Australia’s treasurer has removed the foreign investment conditions placed on Yanzhou Coal Mining Company, which required Yanzhou to reduce its ownership of Yancoal Australia. Foreign investment in industries that have declined may now be more palatable to the government.
Removal of conditions
In December 2013 the treasurer announced the removal of the foreign investment conditions placed in 2009 on Yanzhou Coal Mining, a Chinese state-owned enterprise (SOE), which restricted its ownership in Yancoal Australia.
The conditions placed on the 2009 acquisition of Felix Resources’ coal mining assets required Yanzhou to reduce its economzic interest in those assets to less than 50% and its ownership in Yancoal from 100% to less than 70% by the end of 2013. Yanzhou was also required to reduce its economic interest in the Syntech Resources and Premier Coal mines to less than 70% by 31 December 2014.
This is the second time these conditions have been amended. In March 2012, then treasurer Wayne Swan granted an extension to Yanzhou to reduce its ownership in Yancoal to less than 70% by the end of 2013. The original deadline was the end of 2012.
On the latest occasion the treasurer cited the current challenges in the Australian coal industry as the main reason for this decision. Importantly, he noted that Yanzhou has undertaken to:
- support Yancoal’s ongoing operations in Australia, maintaining its position as a major regional employer;
- while it continues to own at least 51% of the shares of Yancoal, ensure Yancoal continues to operate so that it remains solvent; and
- extend its existing loans to Yancoal if required, and support Yancoal’s plans to expand the Moolarben open-cut mine.
The invisible clause
While there had been speculation in the market that an extension to the 31 December 2013 deadline would be granted, it was not widely expected that the treasurer would waive the conditions all together.
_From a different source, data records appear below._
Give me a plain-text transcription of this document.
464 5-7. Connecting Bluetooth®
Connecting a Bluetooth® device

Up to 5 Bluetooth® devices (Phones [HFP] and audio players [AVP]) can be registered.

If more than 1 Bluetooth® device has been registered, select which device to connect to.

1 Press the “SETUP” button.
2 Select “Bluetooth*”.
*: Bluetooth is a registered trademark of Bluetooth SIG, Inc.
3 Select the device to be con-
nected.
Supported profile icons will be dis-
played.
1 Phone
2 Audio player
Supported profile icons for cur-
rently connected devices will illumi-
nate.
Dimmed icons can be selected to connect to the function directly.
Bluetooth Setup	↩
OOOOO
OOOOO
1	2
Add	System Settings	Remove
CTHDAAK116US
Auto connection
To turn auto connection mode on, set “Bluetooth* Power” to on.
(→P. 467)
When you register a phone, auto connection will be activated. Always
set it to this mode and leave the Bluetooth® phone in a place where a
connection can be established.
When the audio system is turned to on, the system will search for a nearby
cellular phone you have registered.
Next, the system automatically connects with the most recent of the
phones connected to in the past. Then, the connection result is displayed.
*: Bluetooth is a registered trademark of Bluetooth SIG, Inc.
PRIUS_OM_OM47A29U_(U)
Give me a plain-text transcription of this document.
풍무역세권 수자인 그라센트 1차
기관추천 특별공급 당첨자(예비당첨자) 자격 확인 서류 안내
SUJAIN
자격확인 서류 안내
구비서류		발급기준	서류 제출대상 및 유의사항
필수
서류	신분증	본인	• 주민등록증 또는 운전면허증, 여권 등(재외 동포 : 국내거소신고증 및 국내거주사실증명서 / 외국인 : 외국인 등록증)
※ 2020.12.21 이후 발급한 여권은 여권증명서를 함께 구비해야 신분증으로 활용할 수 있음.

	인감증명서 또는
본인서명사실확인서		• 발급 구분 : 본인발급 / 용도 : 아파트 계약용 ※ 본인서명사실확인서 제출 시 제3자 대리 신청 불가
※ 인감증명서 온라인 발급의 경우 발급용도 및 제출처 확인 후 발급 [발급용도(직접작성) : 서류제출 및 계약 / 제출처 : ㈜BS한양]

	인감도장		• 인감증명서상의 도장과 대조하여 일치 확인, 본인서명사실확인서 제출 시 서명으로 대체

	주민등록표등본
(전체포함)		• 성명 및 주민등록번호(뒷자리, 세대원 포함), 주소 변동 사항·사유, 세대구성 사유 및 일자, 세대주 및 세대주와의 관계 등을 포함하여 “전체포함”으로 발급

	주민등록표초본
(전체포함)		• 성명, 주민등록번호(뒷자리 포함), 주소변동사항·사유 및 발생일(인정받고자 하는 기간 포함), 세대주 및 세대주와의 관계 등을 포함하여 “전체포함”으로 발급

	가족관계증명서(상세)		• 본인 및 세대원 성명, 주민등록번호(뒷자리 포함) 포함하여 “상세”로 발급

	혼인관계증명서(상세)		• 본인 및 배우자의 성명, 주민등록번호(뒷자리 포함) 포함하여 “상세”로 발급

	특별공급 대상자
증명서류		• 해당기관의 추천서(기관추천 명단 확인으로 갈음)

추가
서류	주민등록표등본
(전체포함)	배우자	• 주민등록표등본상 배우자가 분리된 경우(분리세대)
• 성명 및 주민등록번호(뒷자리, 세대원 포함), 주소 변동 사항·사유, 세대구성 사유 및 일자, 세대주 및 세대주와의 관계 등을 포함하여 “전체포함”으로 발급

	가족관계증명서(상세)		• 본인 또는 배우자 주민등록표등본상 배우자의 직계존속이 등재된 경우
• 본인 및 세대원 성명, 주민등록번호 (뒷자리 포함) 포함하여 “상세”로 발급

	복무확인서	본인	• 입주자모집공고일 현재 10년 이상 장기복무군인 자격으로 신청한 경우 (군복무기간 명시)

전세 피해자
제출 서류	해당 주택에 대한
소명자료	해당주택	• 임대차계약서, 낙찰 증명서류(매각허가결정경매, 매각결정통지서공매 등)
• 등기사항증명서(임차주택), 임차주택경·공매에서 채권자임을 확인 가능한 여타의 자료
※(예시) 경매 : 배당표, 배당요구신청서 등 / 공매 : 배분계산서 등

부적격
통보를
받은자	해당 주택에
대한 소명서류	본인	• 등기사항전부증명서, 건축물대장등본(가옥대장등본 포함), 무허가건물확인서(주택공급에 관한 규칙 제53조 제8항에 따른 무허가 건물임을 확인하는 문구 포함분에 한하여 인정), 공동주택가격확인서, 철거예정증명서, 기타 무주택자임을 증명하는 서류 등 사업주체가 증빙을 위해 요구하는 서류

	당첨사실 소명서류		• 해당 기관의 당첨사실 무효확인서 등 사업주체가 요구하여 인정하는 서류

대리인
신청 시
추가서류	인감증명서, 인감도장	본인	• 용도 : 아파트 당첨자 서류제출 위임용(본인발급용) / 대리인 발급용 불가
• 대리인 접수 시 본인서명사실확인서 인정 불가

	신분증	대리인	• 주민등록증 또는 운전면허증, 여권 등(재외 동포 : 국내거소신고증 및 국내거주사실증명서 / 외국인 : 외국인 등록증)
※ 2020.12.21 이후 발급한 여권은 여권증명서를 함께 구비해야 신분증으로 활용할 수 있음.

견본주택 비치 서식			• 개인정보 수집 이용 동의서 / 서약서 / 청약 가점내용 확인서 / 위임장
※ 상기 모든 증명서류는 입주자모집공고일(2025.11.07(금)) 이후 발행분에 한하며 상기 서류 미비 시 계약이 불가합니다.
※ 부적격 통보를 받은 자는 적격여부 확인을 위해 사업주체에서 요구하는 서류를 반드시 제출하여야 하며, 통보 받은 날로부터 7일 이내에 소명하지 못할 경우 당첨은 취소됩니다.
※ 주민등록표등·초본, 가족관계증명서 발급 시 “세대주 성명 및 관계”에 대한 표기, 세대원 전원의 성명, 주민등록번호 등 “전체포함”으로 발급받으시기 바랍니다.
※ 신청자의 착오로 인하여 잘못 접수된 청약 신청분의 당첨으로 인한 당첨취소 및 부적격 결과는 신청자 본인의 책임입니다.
This decision appears to be an indication of the government’s foreign investment policy and a manifestation of its statement that “Australia is open for business”. In particular, it could indicate that the investment conditions placed on previous approvals may now be up for renegotiation, in the right circumstances.
The decision to allow Yanzhou to maintain its 78% interest in Yancoal rather than enforcing Yanzhou’s undertaking to divest its interest to a 70% holding by 31 December 2013 reflects the bargaining power held by Yanzhou in what is an important industry in Australia that is currently under pressure.
In this respect, the performance of the sector has made foreign investment more desirable, and almost necessary to prevent additional mine closures.
Investors should consider whether a similar “invisible clause” tied to pressures on the relevant industry and significance of the assets may be present in their current approvals, or could exist in future approvals.
As a general comment, we consider it unlikely that the government would seek to increase the burden of conditions placed on existing foreign investment approvals, but this is a clear indication that they may be eased somewhat if circumstances indicate a case for doing so.
Treatment of nations or industries?
The decision appears inconsistent with the treasurer’s decision in late November 2013 to reject the takeover bid for Graincorp by US conglomerate Archer Daniels Midland.
While the assets under consideration in both matters are in industries needing investment, the applications have found polar opposite outcomes. It has been theorised by a number of media sources that this may be in part the result of pressure on the treasurer from the Chinese government to approve a string of deals in Australia involving its state-owned enterprises.
Equally, it may partly reflect that initial concerns about Chinese investment have waned as the pace of investment has slowed.
This is a critical distinction between the Foreign Acquisitions and Takeovers Act 1975 and other statutory regimes that often touch on foreign investments.
The process is inherently political and does not provide much transparency for investors. The national interest test is naturally fluid and responsive to a changing political landscape, and changes in the Australian economy. This fluidity needs to be considered by investors. Past decisions are not necessarily a predictor for future transactions, even in the same industry.
Implications for foreign investors
Foreign investors should be aware of what may be a more open approach by the Australian government to foreign investments in ailing sectors, and respond accordingly.
The undertakings provided by Yanzhou are directed at maintaining the business in Australia and the employment opportunities in the region. Investors should consider this when discussing investment opportunities with key stakeholders and the Australian government.
What needs to be done?
Investors need to take a long-term view when negotiating conditions on investments in Australia. They should seek to include exceptions to conditions for changes in circumstances. It may also be possible to renegotiate an onerous condition.